# K-Means Lab


## Import required packages

In [None]:
import pandas as pd
import numpy as np
import seaborn as sns
import matplotlib.pyplot as plt
from sklearn.cluster import KMeans
from sklearn.decomposition import PCA
from sklearn.linear_model import LinearRegression
from sklearn.metrics import silhouette_score

In [None]:
report_df = pd.read_csv('WH Report_preprocessed.csv')
report_df.pivot(index=['Name','Continent'], columns='year', values=['population', 'Life_Ladder',
       'Log_GDP_per_capita', 'Social_support',
       'Healthy_life_expectancy_at_birth', 'Freedom_to_make_life_choices',
       'Generosity', 'Perceptions_of_corruption', 'Positive_affect',
       'Negative_affect'])

In [None]:
report_pdf= report_df.pivot(index=['Name'], columns='year', values=['population', 'Life_Ladder',
       'Log_GDP_per_capita', 'Social_support',
       'Healthy_life_expectancy_at_birth', 'Freedom_to_make_life_choices',
       'Generosity', 'Perceptions_of_corruption', 'Positive_affect',
       'Negative_affect'])
report_pdf

In [None]:
Xs = report_pdf[[ 'Life_Ladder',
       'Log_GDP_per_capita', 'Social_support',
       'Healthy_life_expectancy_at_birth', 'Freedom_to_make_life_choices',
       'Generosity', 'Perceptions_of_corruption', 'Positive_affect',
       'Negative_affect']]
Xs = (Xs - Xs.min())/(Xs.max()-Xs.min())
Xs.describe()

# Data Clusteribility

## Hopkins Statistics 

In [None]:
def hopkins(df,m):
    from sklearn.neighbors import NearestNeighbors
    from random import sample
    from pandas import DataFrame
    from numpy import random

    d = len(df.columns) # columns
    n = len(df) # rows
    
    df = (df - df.min())/(df.max()-df.min()) *2 -1
    df = df / df.std()
    

    knn = NearestNeighbors(n_neighbors=2).fit(df)

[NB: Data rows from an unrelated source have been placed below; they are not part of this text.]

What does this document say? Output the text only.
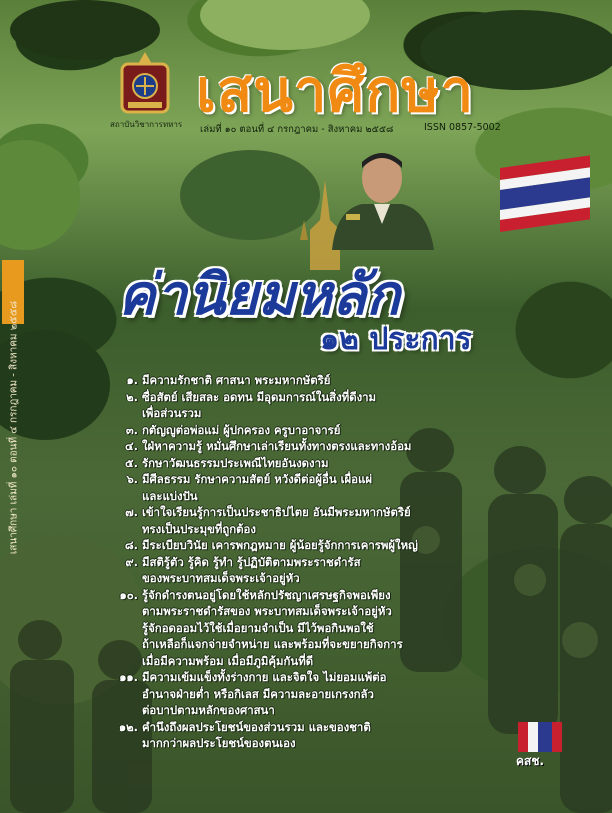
เสนาศึกษา เล่มที่ ๑๐ ตอนที่ ๔ กรกฎาคม - สิงหาคม ๒๕๕๘
สถาบันวิชาการทหาร เสนาศึกษา
เล่มที่ ๑๐ ตอนที่ ๔ กรกฎาคม - สิงหาคม ๒๕๕๘	ISSN 0857-5002
ค่านิยมหลัก
๑๒ ประการ
๑. มีความรักชาติ ศาสนา พระมหากษัตริย์
๒. ซื่อสัตย์ เสียสละ อดทน มีอุดมการณ์ในสิ่งที่ดีงาม
เพื่อส่วนรวม
๓. กตัญญูต่อพ่อแม่ ผู้ปกครอง ครูบาอาจารย์
๔. ใฝ่หาความรู้ หมั่นศึกษาเล่าเรียนทั้งทางตรงและทางอ้อม
๕. รักษาวัฒนธรรมประเพณีไทยอันงดงาม
๖. มีศีลธรรม รักษาความสัตย์ หวังดีต่อผู้อื่น เผื่อแผ่
และแบ่งปัน
๗. เข้าใจเรียนรู้การเป็นประชาธิปไตย อันมีพระมหากษัตริย์
ทรงเป็นประมุขที่ถูกต้อง
๘. มีระเบียบวินัย เคารพกฎหมาย ผู้น้อยรู้จักการเคารพผู้ใหญ่
๙. มีสติรู้ตัว รู้คิด รู้ทำ รู้ปฏิบัติตามพระราชดำรัส
ของพระบาทสมเด็จพระเจ้าอยู่หัว
๑๐. รู้จักดำรงตนอยู่โดยใช้หลักปรัชญาเศรษฐกิจพอเพียง
ตามพระราชดำรัสของ พระบาทสมเด็จพระเจ้าอยู่หัว
รู้จักอดออมไว้ใช้เมื่อยามจำเป็น มีไว้พอกินพอใช้
ถ้าเหลือก็แจกจ่ายจำหน่าย และพร้อมที่จะขยายกิจการ
เมื่อมีความพร้อม เมื่อมีภูมิคุ้มกันที่ดี
๑๑. มีความเข้มแข็งทั้งร่างกาย และจิตใจ ไม่ยอมแพ้ต่อ
อำนาจฝ่ายต่ำ หรือกิเลส มีความละอายเกรงกลัว
ต่อบาปตามหลักของศาสนา
๑๒. คำนึงถึงผลประโยชน์ของส่วนรวม และของชาติ
มากกว่าผลประโยชน์ของตนเอง
คสช.
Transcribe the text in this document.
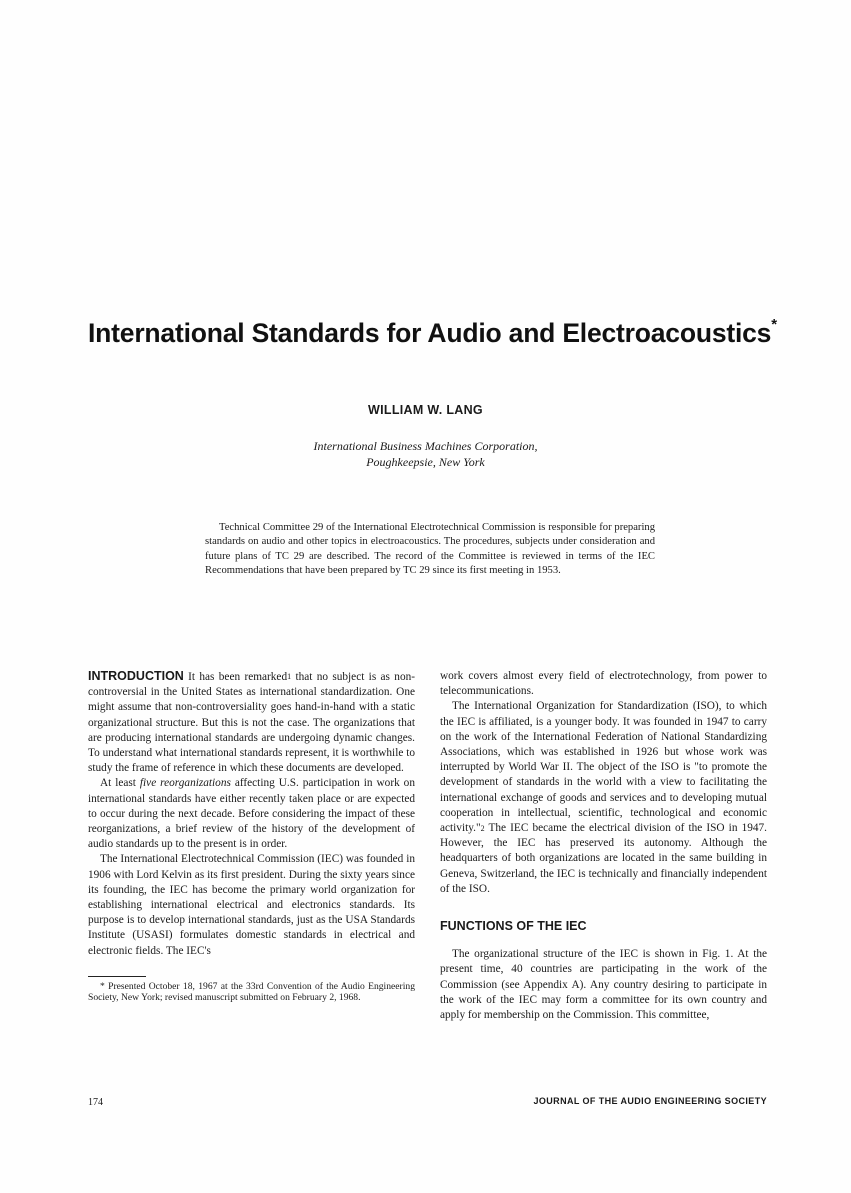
International Standards for Audio and Electroacoustics*
WILLIAM W. LANG
International Business Machines Corporation,
Poughkeepsie, New York

Technical Committee 29 of the International Electrotechnical Commission is responsible for preparing standards on audio and other topics in electroacoustics. The procedures, subjects under consideration and future plans of TC 29 are described. The record of the Committee is reviewed in terms of the IEC Recommendations that have been prepared by TC 29 since its first meeting in 1953.

INTRODUCTION It has been remarked$^1$ that no subject is as non-controversial in the United States as international standardization. One might assume that non-controversiality goes hand-in-hand with a static organizational structure. But this is not the case. The organizations that are producing international standards are undergoing dynamic changes. To understand what international standards represent, it is worthwhile to study the frame of reference in which these documents are developed.

At least five reorganizations affecting U.S. participation in work on international standards have either recently taken place or are expected to occur during the next decade. Before considering the impact of these reorganizations, a brief review of the history of the development of audio standards up to the present is in order.

The International Electrotechnical Commission (IEC) was founded in 1906 with Lord Kelvin as its first president. During the sixty years since its founding, the IEC has become the primary world organization for establishing international electrical and electronics standards. Its purpose is to develop international standards, just as the USA Standards Institute (USASI) formulates domestic standards in electrical and electronic fields. The IEC's

* Presented October 18, 1967 at the 33rd Convention of the Audio Engineering Society, New York; revised manuscript submitted on February 2, 1968.

work covers almost every field of electrotechnology, from power to telecommunications.

The International Organization for Standardization (ISO), to which the IEC is affiliated, is a younger body. It was founded in 1947 to carry on the work of the International Federation of National Standardizing Associations, which was established in 1926 but whose work was interrupted by World War II. The object of the ISO is "to promote the development of standards in the world with a view to facilitating the international exchange of goods and services and to developing mutual cooperation in intellectual, scientific, technological and economic activity."$^2$ The IEC became the electrical division of the ISO in 1947. However, the IEC has preserved its autonomy. Although the headquarters of both organizations are located in the same building in Geneva, Switzerland, the IEC is technically and financially independent of the ISO.

FUNCTIONS OF THE IEC

The organizational structure of the IEC is shown in Fig. 1. At the present time, 40 countries are participating in the work of the Commission (see Appendix A). Any country desiring to participate in the work of the IEC may form a committee for its own country and apply for membership on the Commission. This committee,

174	JOURNAL OF THE AUDIO ENGINEERING SOCIETY
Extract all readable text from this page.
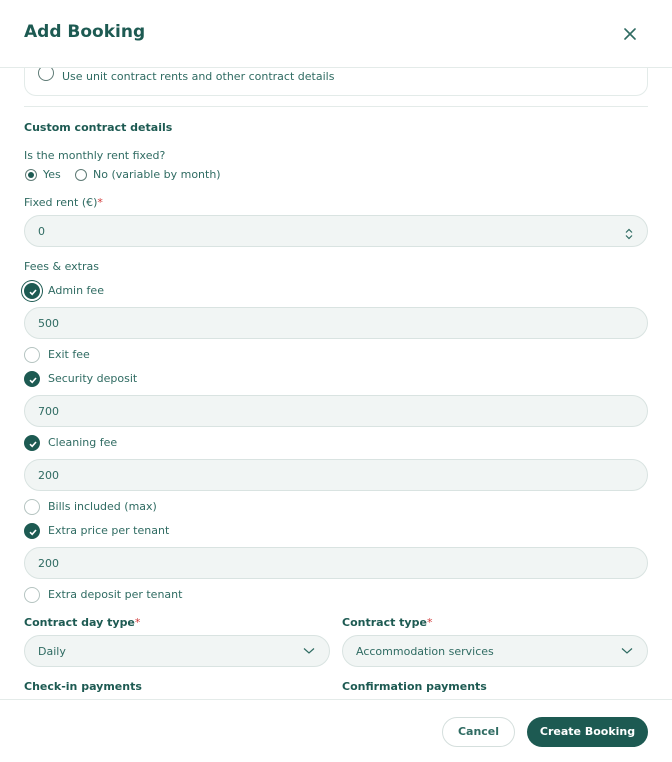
Add Booking
Use unit contract rents and other contract details
Custom contract details
Is the monthly rent fixed?
Yes	No (variable by month)
Fixed rent (€)*
0
Fees & extras
Admin fee
500
Exit fee
Security deposit
700
Cleaning fee
200
Bills included (max)
Extra price per tenant
200
Extra deposit per tenant
Contract day type*	Contract type*
Daily	Accommodation services
Check-in payments	Confirmation payments
Cancel	Create Booking
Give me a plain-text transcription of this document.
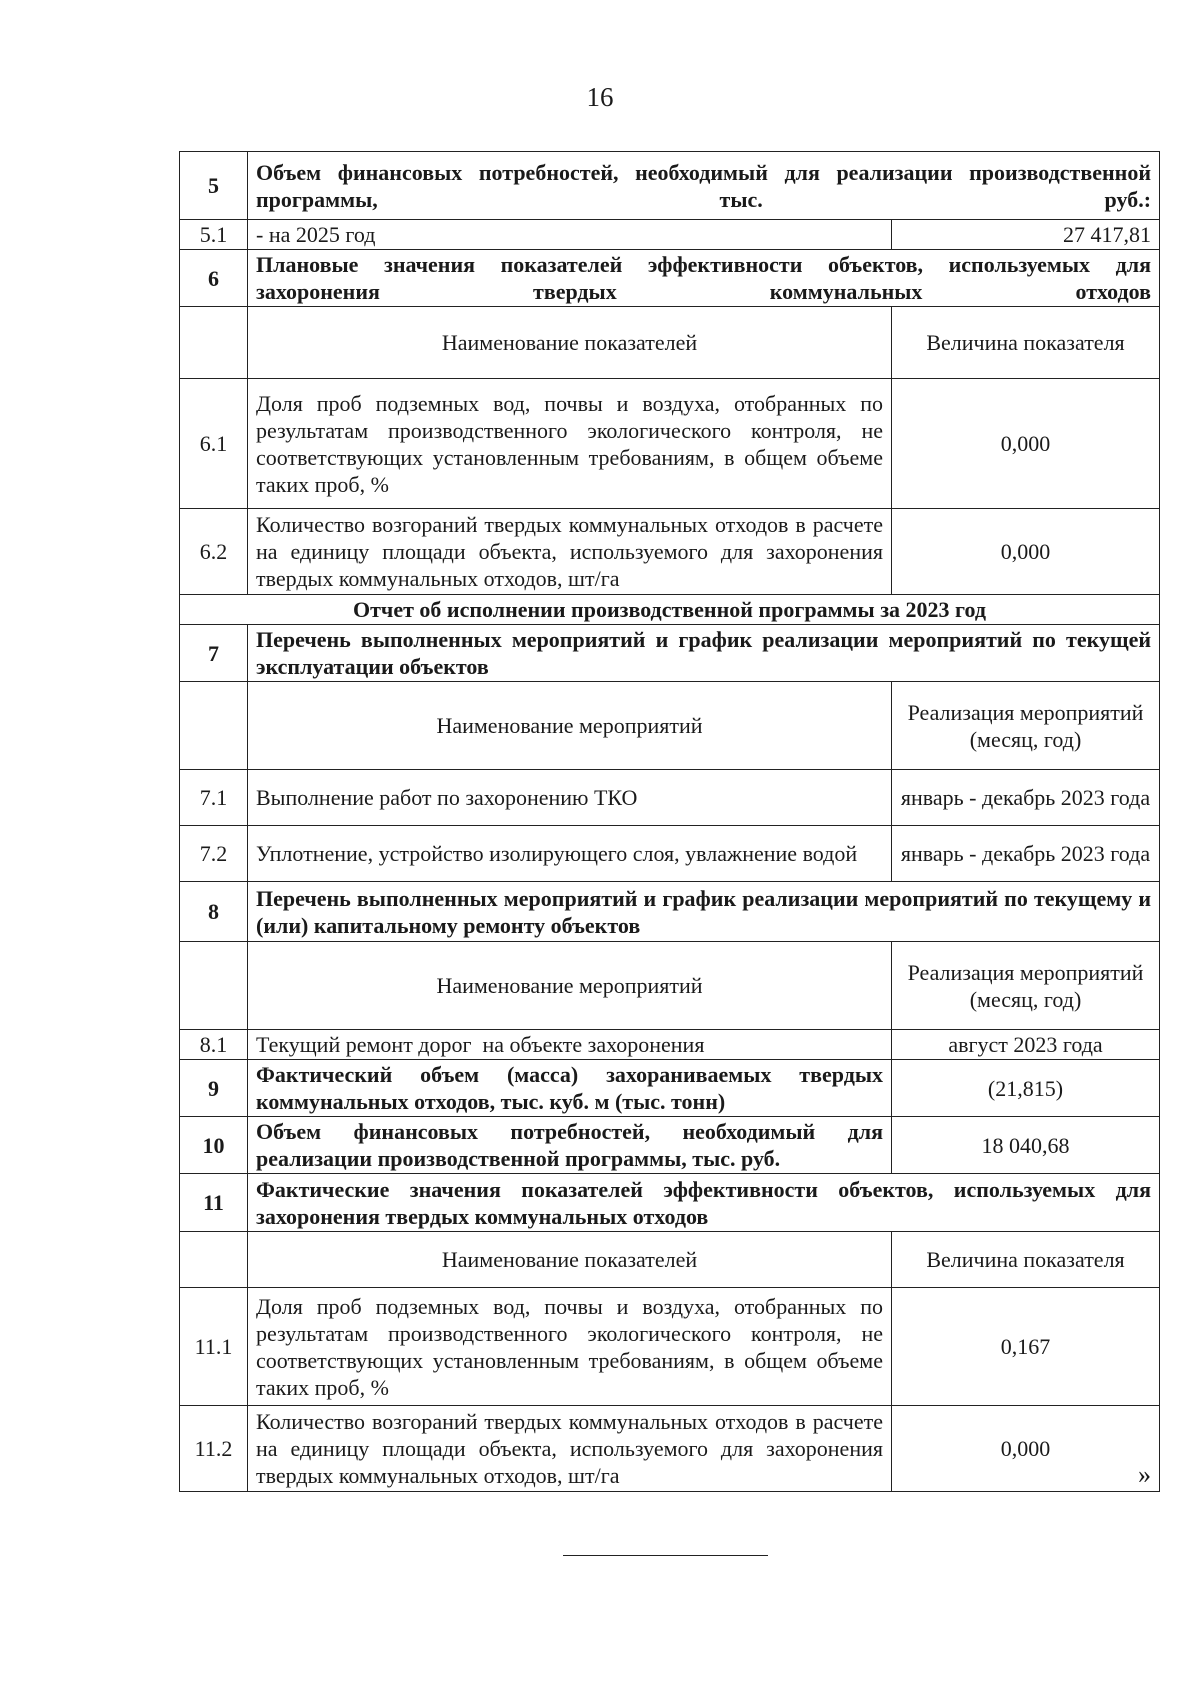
16
5	Объем финансовых потребностей, необходимый для реализации производственной программы, тыс. руб.:	
5.1	- на 2025 год	27 417,81
6	Плановые значения показателей эффективности объектов, используемых для захоронения твердых коммунальных отходов	
	Наименование показателей	Величина показателя
6.1	Доля проб подземных вод, почвы и воздуха, отобранных по результатам производственного экологического контроля, не соответствующих установленным требованиям, в общем объеме таких проб, %	0,000
6.2	Количество возгораний твердых коммунальных отходов в расчете на единицу площади объекта, используемого для захоронения твердых коммунальных отходов, шт/га	0,000
Отчет об исполнении производственной программы за 2023 год		
7	Перечень выполненных мероприятий и график реализации мероприятий по текущей эксплуатации объектов	
	Наименование мероприятий	Реализация мероприятий (месяц, год)
7.1	Выполнение работ по захоронению ТКО	январь - декабрь 2023 года
7.2	Уплотнение, устройство изолирующего слоя, увлажнение водой	январь - декабрь 2023 года
8	Перечень выполненных мероприятий и график реализации мероприятий по текущему и (или) капитальному ремонту объектов	
	Наименование мероприятий	Реализация мероприятий (месяц, год)
8.1	Текущий ремонт дорог  на объекте захоронения	август 2023 года
9	Фактический объем (масса) захораниваемых твердых коммунальных отходов, тыс. куб. м (тыс. тонн)	(21,815)
10	Объем финансовых потребностей, необходимый для реализации производственной программы, тыс. руб.	18 040,68
11	Фактические значения показателей эффективности объектов, используемых для захоронения твердых коммунальных отходов	
	Наименование показателей	Величина показателя
11.1	Доля проб подземных вод, почвы и воздуха, отобранных по результатам производственного экологического контроля, не соответствующих установленным требованиям, в общем объеме таких проб, %	0,167
11.2	Количество возгораний твердых коммунальных отходов в расчете на единицу площади объекта, используемого для захоронения твердых коммунальных отходов, шт/га	0,000
»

    rand_df = DataFrame(random.rand(m,d),index = range(0,m),columns =df.columns )
    rand_df = rand_df*2-1
    rand_df = rand_df * df.abs().max()

    ujd = []
    wjd = []

    for j in range(0, m):
        u_dist, _ = knn.kneighbors([rand_df.iloc[j]])
        ujd.append(u_dist[0][0])

        w_dist, _ = knn.kneighbors(df.sample(1))
        wjd.append(w_dist[0][1])

    return(sum(ujd) / (sum(ujd) + sum(wjd)))

In [None]:
m = 10
hopkins(Xs,m)   

# K-Means Clustering

In [None]:
kmeans = KMeans(n_clusters=7).fit(Xs)

# Cluster membership
memb = pd.Series(kmeans.labels_, index=Xs.index)
for key, item in memb.groupby(memb):
    print(key, ': ', ', '.join(item.index))

# Clustering Comparison

In [None]:
def countpairs(Clustering1,Clustering2):
    from pandas import Series
    
    output = Series(0,index=['N00','N01','N10','N11'])

    for i in range(0,10):
        for j in range(0,i):
            if(i!=j):

                c1_same = False
                c2_same = False
                c1_Not_same = False
                c2_Not_same = False

                if(Clustering1[i]==Clustering1[j]):
                    c1_same=True
                else:
                    c1_Not_same=True
                if(Clustering2[i]==Clustering2[j]):
                    c2_same=True
                else:
                    c2_Not_same = True

                if(c1_same & c2_same):
                    output.N11 = output.N11 +1 
                if(c1_Not_same & c2_Not_same):
                    output.N00 = output.N00 +1
                if(c1_same & c2_Not_same):
                    output.N10 = output.N10 +1
                if(c1_Not_same & c2_same):
                    output.N01 = output.N01 +1

    return(output)

## Fowlkes–Mallows

In [None]:
def fowlkes_mallows(Clustering1,Clustering2):
    
    from numpy import sqrt
    from pandas import Series
    
    p = countpairs(Clustering1,Clustering2)
    
    return(p.N11/((p.N11+p.N01)+(p.N11+p.N10)))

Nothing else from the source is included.